Attualità

Itinerari | Ostuni

pubblicata il 18.07.2013

L'autore si trova di fronte ad un doppio paradosso: scrivere di Ostuni per parlare di Ostuni che è una città da guardare. Quindi inizia la pagina sapendo di ingannare i propri lettori: le parole sono un pretesto per sbirciare le foto, che sono un pretesto per parlare di Ostuni. Perchè di Ostuni l'autore potrebbe dire: la Città Bianca. Ma ancora di più può ricordare la folgore che maltratta gli occhi quando finalmente il sole si fa strada in un lembo di cielo libero da nembi. Uscire da una penombra riscaldata dai riflessi bianchi e sentire la luce che abbraccia prima, e schiaccia poi. Contro i muri, addosso a piante grasse, tra le gambe di gatti acciambellati. Sotto i volti, nei sottoportici, all'ombra dei panni stesi.

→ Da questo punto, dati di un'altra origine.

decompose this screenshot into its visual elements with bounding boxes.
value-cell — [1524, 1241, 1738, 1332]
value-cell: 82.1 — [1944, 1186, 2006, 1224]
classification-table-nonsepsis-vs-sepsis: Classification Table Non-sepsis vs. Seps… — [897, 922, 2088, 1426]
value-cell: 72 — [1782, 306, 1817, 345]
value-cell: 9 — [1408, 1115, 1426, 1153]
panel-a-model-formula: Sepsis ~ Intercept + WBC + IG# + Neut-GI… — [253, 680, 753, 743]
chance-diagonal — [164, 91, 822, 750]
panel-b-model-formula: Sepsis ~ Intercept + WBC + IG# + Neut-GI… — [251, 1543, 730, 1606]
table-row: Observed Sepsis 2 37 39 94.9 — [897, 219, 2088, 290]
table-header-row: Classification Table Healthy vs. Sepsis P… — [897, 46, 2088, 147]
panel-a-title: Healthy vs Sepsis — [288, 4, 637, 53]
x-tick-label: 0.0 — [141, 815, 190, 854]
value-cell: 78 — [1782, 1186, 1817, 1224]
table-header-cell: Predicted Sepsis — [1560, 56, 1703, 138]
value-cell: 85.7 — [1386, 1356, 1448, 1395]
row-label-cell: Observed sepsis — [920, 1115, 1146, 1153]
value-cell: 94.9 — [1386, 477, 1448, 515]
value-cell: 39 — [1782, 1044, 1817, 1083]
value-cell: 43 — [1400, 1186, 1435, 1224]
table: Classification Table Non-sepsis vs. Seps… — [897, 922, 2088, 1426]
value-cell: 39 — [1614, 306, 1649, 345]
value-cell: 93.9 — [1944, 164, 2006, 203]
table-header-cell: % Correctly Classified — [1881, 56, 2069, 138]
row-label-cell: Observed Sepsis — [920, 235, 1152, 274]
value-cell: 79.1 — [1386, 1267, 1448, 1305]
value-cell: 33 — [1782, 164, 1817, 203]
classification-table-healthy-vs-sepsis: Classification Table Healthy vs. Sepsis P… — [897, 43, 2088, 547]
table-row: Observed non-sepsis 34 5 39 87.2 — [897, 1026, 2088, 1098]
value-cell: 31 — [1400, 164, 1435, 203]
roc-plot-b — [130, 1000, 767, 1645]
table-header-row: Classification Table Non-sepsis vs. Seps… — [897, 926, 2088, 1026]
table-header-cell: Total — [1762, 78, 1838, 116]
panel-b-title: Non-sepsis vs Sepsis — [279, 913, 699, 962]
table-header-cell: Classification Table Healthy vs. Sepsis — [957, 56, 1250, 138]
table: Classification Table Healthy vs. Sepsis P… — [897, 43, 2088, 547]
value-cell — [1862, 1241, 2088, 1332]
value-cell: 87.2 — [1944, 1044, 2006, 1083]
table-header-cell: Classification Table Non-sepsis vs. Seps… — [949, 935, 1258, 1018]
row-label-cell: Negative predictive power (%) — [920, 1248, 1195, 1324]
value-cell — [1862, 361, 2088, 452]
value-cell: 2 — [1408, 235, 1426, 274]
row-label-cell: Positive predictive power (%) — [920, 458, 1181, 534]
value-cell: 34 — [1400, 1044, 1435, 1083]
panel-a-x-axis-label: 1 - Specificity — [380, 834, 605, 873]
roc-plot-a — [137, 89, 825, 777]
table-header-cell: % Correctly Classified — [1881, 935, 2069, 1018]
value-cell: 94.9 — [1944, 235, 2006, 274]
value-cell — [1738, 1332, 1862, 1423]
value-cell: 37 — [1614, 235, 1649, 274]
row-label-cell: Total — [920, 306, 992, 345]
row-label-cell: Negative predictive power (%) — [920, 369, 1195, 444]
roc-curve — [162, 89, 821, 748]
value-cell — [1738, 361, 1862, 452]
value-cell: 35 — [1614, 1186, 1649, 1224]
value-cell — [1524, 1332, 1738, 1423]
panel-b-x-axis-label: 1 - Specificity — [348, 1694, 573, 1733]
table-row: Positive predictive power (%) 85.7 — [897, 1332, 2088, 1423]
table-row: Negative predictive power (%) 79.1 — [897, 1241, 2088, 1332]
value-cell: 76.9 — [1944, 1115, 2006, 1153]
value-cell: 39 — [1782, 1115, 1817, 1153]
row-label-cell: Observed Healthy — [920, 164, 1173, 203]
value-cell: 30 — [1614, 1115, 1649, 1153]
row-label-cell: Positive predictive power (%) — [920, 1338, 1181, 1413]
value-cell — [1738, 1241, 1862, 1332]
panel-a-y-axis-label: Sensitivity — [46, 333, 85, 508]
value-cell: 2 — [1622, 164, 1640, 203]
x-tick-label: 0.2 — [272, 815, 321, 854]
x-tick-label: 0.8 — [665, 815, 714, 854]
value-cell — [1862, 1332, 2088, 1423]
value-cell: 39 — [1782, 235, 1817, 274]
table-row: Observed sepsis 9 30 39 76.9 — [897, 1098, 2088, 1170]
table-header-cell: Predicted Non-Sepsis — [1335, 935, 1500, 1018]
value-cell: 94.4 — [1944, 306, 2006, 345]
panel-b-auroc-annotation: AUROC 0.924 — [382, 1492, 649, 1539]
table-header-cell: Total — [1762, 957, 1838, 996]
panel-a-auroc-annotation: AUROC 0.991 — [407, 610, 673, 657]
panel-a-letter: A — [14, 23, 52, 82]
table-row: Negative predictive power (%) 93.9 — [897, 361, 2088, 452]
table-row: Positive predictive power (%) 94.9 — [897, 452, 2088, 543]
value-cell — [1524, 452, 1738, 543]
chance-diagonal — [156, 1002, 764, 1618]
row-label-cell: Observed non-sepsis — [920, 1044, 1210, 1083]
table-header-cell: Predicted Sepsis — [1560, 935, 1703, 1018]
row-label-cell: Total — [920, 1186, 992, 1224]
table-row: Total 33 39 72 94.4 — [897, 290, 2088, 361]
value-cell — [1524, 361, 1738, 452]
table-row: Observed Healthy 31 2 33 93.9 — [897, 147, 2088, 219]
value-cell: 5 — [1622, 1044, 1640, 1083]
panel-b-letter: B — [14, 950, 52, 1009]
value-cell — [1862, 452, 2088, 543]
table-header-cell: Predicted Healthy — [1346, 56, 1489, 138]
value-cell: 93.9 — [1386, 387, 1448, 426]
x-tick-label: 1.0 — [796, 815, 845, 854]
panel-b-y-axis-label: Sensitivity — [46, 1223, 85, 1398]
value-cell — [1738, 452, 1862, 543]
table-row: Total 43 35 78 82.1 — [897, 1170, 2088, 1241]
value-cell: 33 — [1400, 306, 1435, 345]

Che altrove sarebbero solo avvilenti bandiere di sciattezza, qui sono il sintomo del dentro che va fuori: le palazzate - le case multipiano accatastate l'una sull'altra - sono addossate, affossate, strette, concupite l'una dall'altra. E sboccano all'istante verso un esterno che è solo prosecuzione: le strade come corridoi, le piazzette come stanzette, arredate con la stessa cura. Vasi di fiori; persiane dipinte; gatti, niente ratti. L'autore si ricorda una strana consapevolezza, improvvisa. Le auto non salgono al centro, non c'è modo: non c'è spazio. E zampettando le strade alte s'accorge - quasi senza farci caso - che non ce n'è, nè in moto nè parcheggiate. Poi un'Ape rossa, o blu, un paio di ginz a fare tenda, lenzuola come vessilli, cacti solitarii. Si prende il tempo: cammina. Guarda. Chi sarà capace di tacere, e di farlo da solo, ne troverà l'essenza: un silenzio abbagliante. Le immagini sono dell'autore.